CNCF Survey Surfaces Widespread Adoption of Kubernetes Clusters
A global survey of 628 IT professionals finds a full 82% work in organizations that are running Kubernetes clusters in production environments.
Conducted by Linux Foundation Research on behalf of the Cloud Native Computing Foundation (CNCF), the survey also finds that a quarter of respondents (25%) are using cloud-native technologies across all their application development and deployment workflows, while just over a third (34%) are mostly using them.
A full 98% of survey respondents are using some type of cloud-native technology, with Kubernetes being the most widely used, followed by Helm (81%), etcd (81%), Prometheus (77%, CoreDNS (76%) and containerd (74%).
Among CNCF projects that have yet to fully graduate, the most widely used are the Container Network Interface (52%), OpenTelemetry (49%), gRPC (44%) and Keycloak (42%), the survey finds.
Interestingly, the survey also finds that adoption of cloud-native technologies does not necessarily directly equate to usage of containers. The survey finds more than half of respondents (54%) are running mostly on containers in production environments, compared to 35% that are using them in a few production applications.
Just under half (47%) said the top challenge when it comes to deploying containers in production environments is cultural, followed by lack of training (36%), security (36%), continuous integration/continuous deployment (35%), monitoring (35%) and complexity (34%).
Hilary Carter, senior vice president of research for the Linux Foundation, said the survey results make it clear that change management issues remain a significant obstacle to adoption of containers and other cloud-native tools and platforms. Many of those challenges can be addressed by additional investments in training and certifications that focus, for example, on platform engineering, she added. In fact, one reason many organizations are adopting best platform engineering practices is to address that very issue, noted Carter.
Despite the challenges, however, Kubernetes clusters are also being used to deploy new classes of artificial intelligence (AI) workloads. A full two-thirds (66%) said their organization is hosting either all of their (23%) or some of their AI inference workloads (43%) on Kubernetes clusters. That level of adoption suggests that Kubernetes is gaining significant adoption among organizations that are moving to operationalize AI, said Carter. In fact, many of those early adopters of AI are using Kubernetes to deploy AI workloads both in the cloud and in on-premises IT environments that ensure greater isolation, she added.
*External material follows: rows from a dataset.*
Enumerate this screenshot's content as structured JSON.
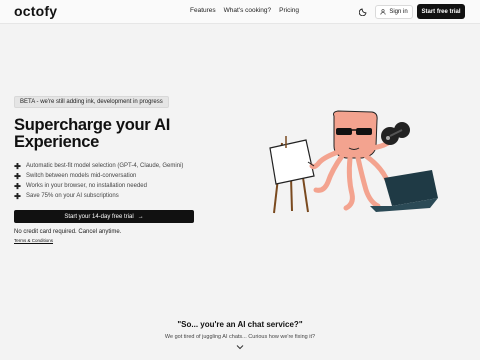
{
  "header": {
    "logo": "octofy",
    "nav": [
      "Features",
      "What's cooking?",
      "Pricing"
    ],
    "theme_icon": "moon-icon",
    "signin_label": "Sign in",
    "cta_label": "Start free trial"
  },
  "hero": {
    "beta_badge": "BETA - we're still adding ink, development in progress",
    "title": "Supercharge your AI Experience",
    "features": [
      "Automatic best-fit model selection (GPT-4, Claude, Gemini)",
      "Switch between models mid-conversation",
      "Works in your browser, no installation needed",
      "Save 75% on your AI subscriptions"
    ],
    "cta_label": "Start your 14-day free trial",
    "note": "No credit card required. Cancel anytime.",
    "terms_label": "Terms & Conditions"
  },
  "section": {
    "question": "\"So... you're an AI chat service?\"",
    "subtitle": "We got tired of juggling AI chats... Curious how we're fixing it?"
  },
  "colors": {
    "accent": "#111111",
    "octopus": "#f3a38f",
    "laptop": "#1f3a45",
    "background": "#f3f3f3"
  }
}
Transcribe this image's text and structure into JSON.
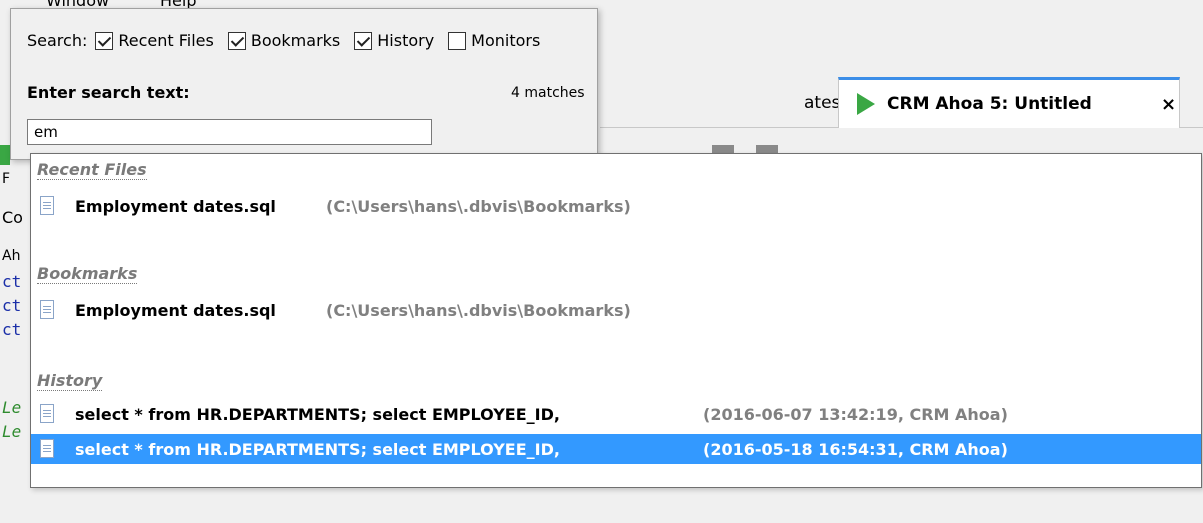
{
  "menu": {
    "window": "Window",
    "help": "Help"
  },
  "editor_tabs": [
    {
      "label": "ates.sql",
      "close": "×"
    },
    {
      "label": "CRM Ahoa 5: Untitled",
      "close": "×"
    }
  ],
  "left_strip": {
    "f": "F",
    "co": "Co",
    "ah": "Ah",
    "code_lines": [
      "ct",
      "ct",
      "ct"
    ],
    "green_lines": [
      "Le",
      "Le"
    ]
  },
  "search": {
    "scope_label": "Search:",
    "scopes": [
      {
        "label": "Recent Files",
        "checked": true
      },
      {
        "label": "Bookmarks",
        "checked": true
      },
      {
        "label": "History",
        "checked": true
      },
      {
        "label": "Monitors",
        "checked": false
      }
    ],
    "title": "Enter search text:",
    "match_count": "4 matches",
    "input_value": "em"
  },
  "results": {
    "groups": [
      {
        "heading": "Recent Files",
        "items": [
          {
            "title": "Employment dates.sql",
            "detail": "(C:\\Users\\hans\\.dbvis\\Bookmarks)",
            "selected": false
          }
        ]
      },
      {
        "heading": "Bookmarks",
        "items": [
          {
            "title": "Employment dates.sql",
            "detail": "(C:\\Users\\hans\\.dbvis\\Bookmarks)",
            "selected": false
          }
        ]
      },
      {
        "heading": "History",
        "items": [
          {
            "title": "select * from HR.DEPARTMENTS; select EMPLOYEE_ID,",
            "detail": "(2016-06-07 13:42:19,  CRM Ahoa)",
            "selected": false
          },
          {
            "title": "select * from HR.DEPARTMENTS; select EMPLOYEE_ID,",
            "detail": "(2016-05-18 16:54:31,  CRM Ahoa)",
            "selected": true
          }
        ]
      }
    ]
  },
  "colors": {
    "selection": "#3399ff",
    "active_tab_accent": "#3c8ee8",
    "play": "#3aa744"
  },
  "icons": {
    "result_item": "document-icon",
    "tab_run": "play-icon"
  }
}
There is, of course, a world of difference between an IT organization that has adopted one or two technologies that are being advanced under the auspices of the CNCF and one that makes use of multiple tools and platforms to build and deploy cloud-native applications that dynamically scale up and down. Many IT teams, for example, make use of containers and Kubernetes without necessarily being able to take full advantage of the capabilities such as auto-scaling that they enable.
Regardless of the level of maturity achieved, the one thing that is clear is that cloud-native tools and platforms are being pervasively adopted. The challenge and the opportunity now is to develop the skills and expertise needed to manage the tools and platforms at a higher level of scale in an era where AI is starting to dramatically increase the pace at which modern applications are being built and deployed.